Petersson's talk addressed the full lifecycle of SBOM production, including the step that most teams skip: signing. He was direct that this is a mistake, and that the specific tooling matters less than the act of signing itself, as this provides a verifiable chain of custody. Petersson was blunt: "Any signing is better than no signing. Do sign your SBOMs in your pipeline, not on somebody's machine." This connects directly to Stenberg's argument: curl already provides signed release artefacts and details the verification steps clearly, giving consumers the chain of custody that Petersson describes as the goal.

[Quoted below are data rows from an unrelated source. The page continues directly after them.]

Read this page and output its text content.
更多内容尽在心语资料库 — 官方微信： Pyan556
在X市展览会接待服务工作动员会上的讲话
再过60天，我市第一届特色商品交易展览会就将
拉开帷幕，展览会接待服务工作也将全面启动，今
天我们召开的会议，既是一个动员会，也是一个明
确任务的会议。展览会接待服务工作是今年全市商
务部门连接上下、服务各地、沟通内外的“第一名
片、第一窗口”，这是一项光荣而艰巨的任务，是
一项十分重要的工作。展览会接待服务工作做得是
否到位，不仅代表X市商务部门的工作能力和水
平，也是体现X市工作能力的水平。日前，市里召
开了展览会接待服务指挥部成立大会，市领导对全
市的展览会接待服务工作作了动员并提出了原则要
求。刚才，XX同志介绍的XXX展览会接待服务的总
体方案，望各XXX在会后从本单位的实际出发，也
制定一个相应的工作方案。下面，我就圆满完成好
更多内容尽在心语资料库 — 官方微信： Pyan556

CI/CD pipeline are also a potential weak point. InfoQ covered the compromise of a widely used GitHub Action in April 2025, which highlighted how a single malicious or compromised action can expose secrets and build artefacts across many projects simultaneously. The incident reinforced calls for tighter controls on third-party actions, pinning dependencies to specific commit hashes, and monitoring for unexpected changes in CI tooling. Stenberg's approach addresses this directly: the curl CI jobs are configured to access the source repository read-only and are checked with the zizmor tool to reduce the risk of insecure job configuration.
Petersson also pointed to the lifecycle challenge, noting that a real product often has dozens of SBOMs that change on every CI run and that regulators can request the SBOM for a specific past release. He compared current practice to software development before version control: "Dealing with SBOMs today feels like managing source code in the 90s, with patches sent over email." This governance issue leans into Stenberg's broader point. The tooling to produce, sign, and verify software artefacts exists, and the regulatory pressure to use it is building, so organisations should close the loop by verifying what they consume.